When I was a little girl, I really did not know about what we now think of as “four letter words.” Words were just words, and we used them to communicate, and most of the ones I knew were fair game to be used in conversation. I was aware, though, that words are powerful and that there are some words polite people do not use, even though I was a tad foggy on exactly what those words might be. My mother had a unwritten list of words my sister and I should not say — a list, which for reasons never explained to me, included the word “nasty.”
    To this day, I still cringe a bit when I hear that word used.
    Another word not in favor was “lie.” In our family, “lie” was rarely used. Instead, we were admonished not to tell “fibs.” My maternal grandmother, from whom my own mother undoubtedly inherited some of her ideas about language, used an even more creative word than “fibs.” I no longer remember my infraction, but I will remember until my last breath the feel of my grandmother’s large hands holding my then small face with her eyes close to mine, saying, “Margaret Dawson, don’t you ever tell me another teewaddy!” {mosimage}
    I love that word, and my own children were cautioned on a regular basis about the dangers of teewaddies.
Unlike my mother, though, I find “lie” to be a plain, strong, and useful English word. Everyone understands that to lie is to be deliberately untruthful. An error of fact is not a lie. It is a mistake. A lie is something the person telling it knows is not true and tells it anyway.
    The problem is no one wants to fess up to telling lies, so many of us, most obviously people in public life, try to cover such lapses by saying     we “misspoke.”
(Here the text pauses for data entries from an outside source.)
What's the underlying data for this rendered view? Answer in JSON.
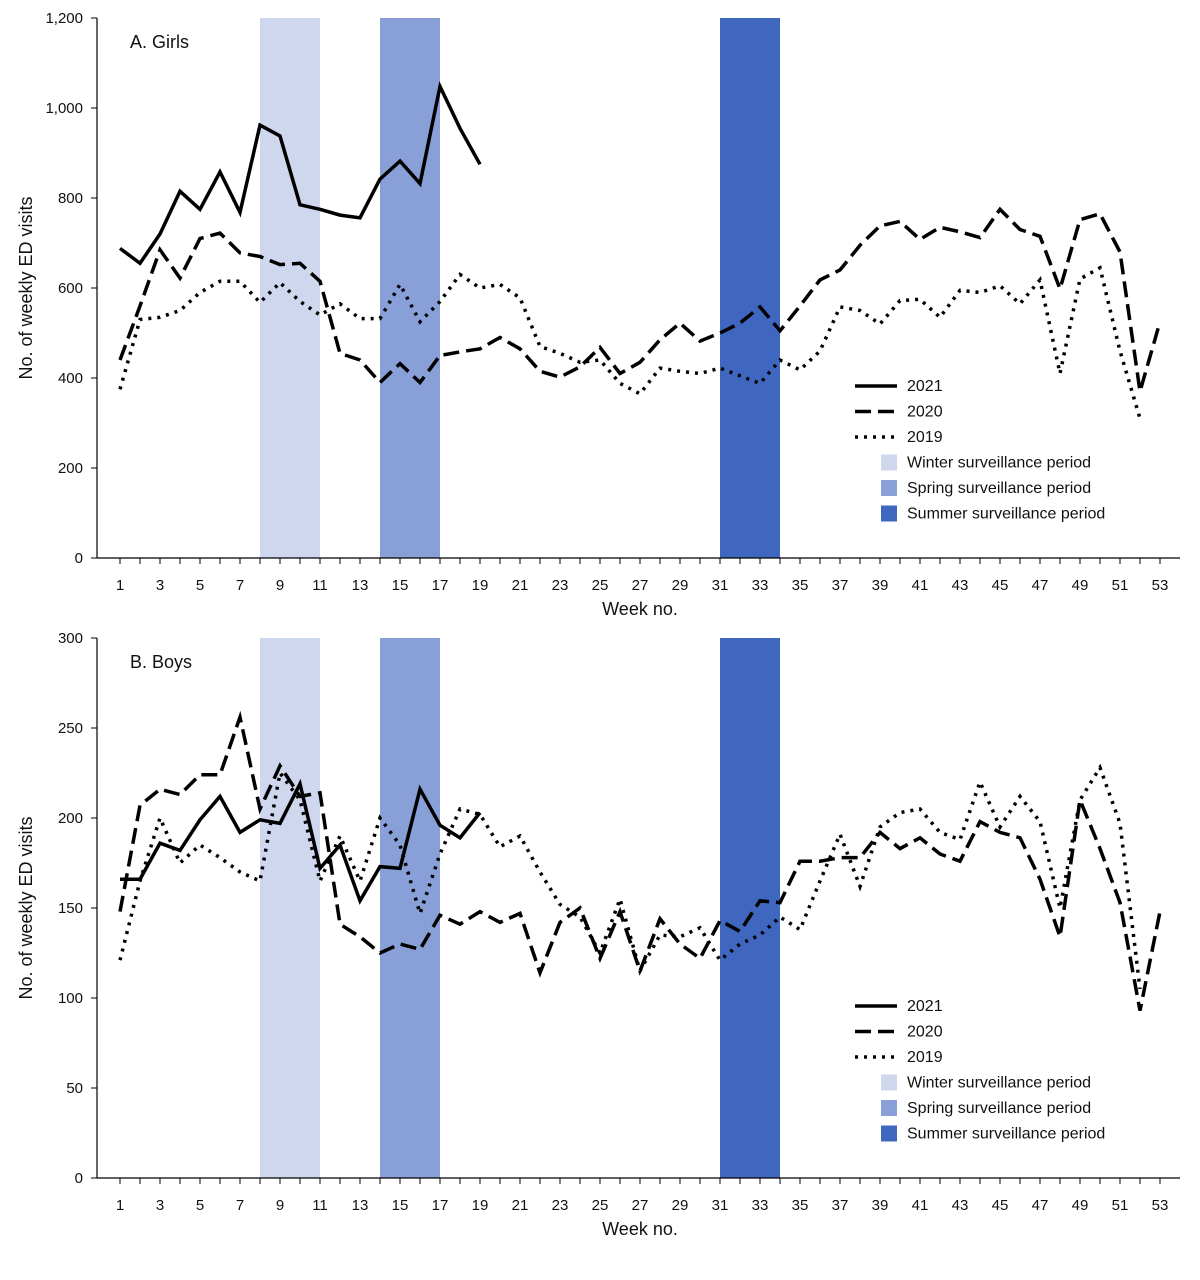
{
  "chart_data": [
    {
      "type": "line",
      "panel_label": "A. Girls",
      "xlabel": "Week no.",
      "ylabel": "No. of weekly ED visits",
      "ylim": [
        0,
        1200
      ],
      "yticks": [
        0,
        200,
        400,
        600,
        800,
        1000,
        1200
      ],
      "ytick_labels": [
        "0",
        "200",
        "400",
        "600",
        "800",
        "1,000",
        "1,200"
      ],
      "xlim": [
        1,
        53
      ],
      "xtick_labels": [
        "1",
        "3",
        "5",
        "7",
        "9",
        "11",
        "13",
        "15",
        "17",
        "19",
        "21",
        "23",
        "25",
        "27",
        "29",
        "31",
        "33",
        "35",
        "37",
        "39",
        "41",
        "43",
        "45",
        "47",
        "49",
        "51",
        "53"
      ],
      "shaded_periods": [
        {
          "name": "Winter surveillance period",
          "start_week": 8,
          "end_week": 11,
          "color": "#cfd7ef"
        },
        {
          "name": "Spring surveillance period",
          "start_week": 14,
          "end_week": 17,
          "color": "#889fd8"
        },
        {
          "name": "Summer surveillance period",
          "start_week": 31,
          "end_week": 34,
          "color": "#3f67bf"
        }
      ],
      "series": [
        {
          "name": "2021",
          "style": "solid",
          "values": [
            688,
            655,
            720,
            815,
            775,
            858,
            768,
            962,
            938,
            785,
            775,
            762,
            756,
            842,
            882,
            832,
            1048,
            955,
            875
          ]
        },
        {
          "name": "2020",
          "style": "dashed",
          "values": [
            440,
            560,
            685,
            622,
            710,
            722,
            678,
            670,
            652,
            655,
            615,
            455,
            440,
            390,
            432,
            390,
            450,
            458,
            465,
            490,
            465,
            415,
            402,
            425,
            468,
            410,
            435,
            485,
            522,
            482,
            500,
            522,
            558,
            505,
            560,
            618,
            640,
            695,
            738,
            748,
            708,
            735,
            725,
            712,
            775,
            730,
            715,
            598,
            752,
            765,
            680,
            370,
            525
          ]
        },
        {
          "name": "2019",
          "style": "dotted",
          "values": [
            375,
            530,
            535,
            550,
            590,
            615,
            615,
            568,
            612,
            570,
            540,
            565,
            532,
            532,
            608,
            525,
            570,
            630,
            600,
            608,
            578,
            470,
            455,
            435,
            440,
            388,
            365,
            422,
            415,
            410,
            422,
            405,
            388,
            440,
            418,
            460,
            558,
            550,
            520,
            572,
            575,
            535,
            595,
            590,
            605,
            565,
            618,
            410,
            620,
            645,
            460,
            310
          ]
        }
      ],
      "legend": {
        "placement": "lower-right",
        "entries": [
          "2021",
          "2020",
          "2019",
          "Winter surveillance period",
          "Spring surveillance period",
          "Summer surveillance period"
        ]
      }
    },
    {
      "type": "line",
      "panel_label": "B. Boys",
      "xlabel": "Week no.",
      "ylabel": "No. of weekly ED visits",
      "ylim": [
        0,
        300
      ],
      "yticks": [
        0,
        50,
        100,
        150,
        200,
        250,
        300
      ],
      "ytick_labels": [
        "0",
        "50",
        "100",
        "150",
        "200",
        "250",
        "300"
      ],
      "xlim": [
        1,
        53
      ],
      "xtick_labels": [
        "1",
        "3",
        "5",
        "7",
        "9",
        "11",
        "13",
        "15",
        "17",
        "19",
        "21",
        "23",
        "25",
        "27",
        "29",
        "31",
        "33",
        "35",
        "37",
        "39",
        "41",
        "43",
        "45",
        "47",
        "49",
        "51",
        "53"
      ],
      "shaded_periods": [
        {
          "name": "Winter surveillance period",
          "start_week": 8,
          "end_week": 11,
          "color": "#cfd7ef"
        },
        {
          "name": "Spring surveillance period",
          "start_week": 14,
          "end_week": 17,
          "color": "#889fd8"
        },
        {
          "name": "Summer surveillance period",
          "start_week": 31,
          "end_week": 34,
          "color": "#3f67bf"
        }
      ],
      "series": [
        {
          "name": "2021",
          "style": "solid",
          "values": [
            166,
            166,
            186,
            182,
            199,
            212,
            192,
            199,
            197,
            219,
            172,
            185,
            154,
            173,
            172,
            216,
            196,
            189,
            203
          ]
        },
        {
          "name": "2020",
          "style": "dashed",
          "values": [
            148,
            207,
            216,
            213,
            224,
            224,
            256,
            205,
            229,
            212,
            214,
            141,
            134,
            125,
            130,
            127,
            146,
            141,
            148,
            142,
            147,
            114,
            142,
            150,
            122,
            148,
            115,
            144,
            130,
            122,
            143,
            137,
            154,
            153,
            176,
            176,
            178,
            178,
            192,
            183,
            189,
            180,
            176,
            198,
            192,
            189,
            166,
            134,
            210,
            183,
            153,
            93,
            148
          ]
        },
        {
          "name": "2019",
          "style": "dotted",
          "values": [
            121,
            165,
            200,
            175,
            185,
            178,
            170,
            165,
            225,
            210,
            165,
            190,
            165,
            200,
            185,
            147,
            180,
            205,
            202,
            184,
            190,
            170,
            152,
            145,
            125,
            155,
            115,
            135,
            134,
            139,
            121,
            130,
            135,
            145,
            138,
            165,
            191,
            162,
            195,
            203,
            205,
            192,
            188,
            220,
            195,
            212,
            198,
            150,
            210,
            228,
            197,
            105
          ]
        }
      ],
      "legend": {
        "placement": "lower-right",
        "entries": [
          "2021",
          "2020",
          "2019",
          "Winter surveillance period",
          "Spring surveillance period",
          "Summer surveillance period"
        ]
      }
    }
  ]
}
The first time I ever heard anyone use that word at all was then-Presidential Press Secretary Ron Zieglar covered for his boss Richard Nixon by saying the president had “misspoken.” I remember thinking at the time, “Sounds like a teewaddy-fib-lie to me!”
    Writing in the New York Times magazine last week, columnist William Safire makes just this point after a reader e-mailed to ask, “Perhaps you can explain the difference between misspeaking and lying.”
We all know the difference in our hearts. Misspeaking is when you call your friend the wrong name, when you mistakenly tell your colleagues the meeting is Tuesday when it is really Wednesday, when you reference Australia when you were thinking about Austria.
    Lying is when we say or write something to mislead or deceive someone else, knowing full well what we are doing. To paraphrase Gertrude Stein, “a lie is a lie is a lie,” and there is no getting around that fact whatever the reason it has been told.
    I find it fascinating how many people misspeak during political seasons. Several presidential contenders have acknowledged, almost always after being called out on the matter, having misspoken about something. This seems to be a way to say a vague and squishy “mea culpa” without having to say “I told a whopper.” Writing in The New Yorker magazine recently, Hendrik Hertzberg described misspeak as “a word that is apparently thought capable, in its contemporary political usage, of isolating a palpable, possibly toxic untruth, sealing it up in an airtight bag and disposing of it harmlessly.”
    My own experience is that people are smarter than that. We often know when someone, particularly a public figure, is telling us a tale under the banner of misspeaking. Late night comedians make their livings telling us jokes about just such linguistic clean-up attempts.
    My question is why do we let misspeakers get away with it?Why do we allow others to dress their untruths in language that tries to make them look less tainted than they really are? Why do we allow language to be used as wrapping paper for something decidedly unattractive and possibly dangerous?
    Whatever I told my grandmother all those years ago, whether I deliberately lied or whether I simply got mixed up about something, is lost in time. Either way, she was having none of it. We dealt with more than a few teewaddies and fibs as my children were growing up, but if one of them had ever told me he or she “misspoke,” I would have been beyond suspicion and on to conviction.
    All of us see and hear misspeakers in public life, be it government, business, professional or social. We encounter them in our individual lives when they cannot quite bring themselves to say they fibbed and use language to pretty up the situation. It is human nature, and it can be silly, annoying, deeply ingenuous, or thoroughly deceitful and dangerous, depending on who is doing it.
I think of it as putting lipstick on the pig.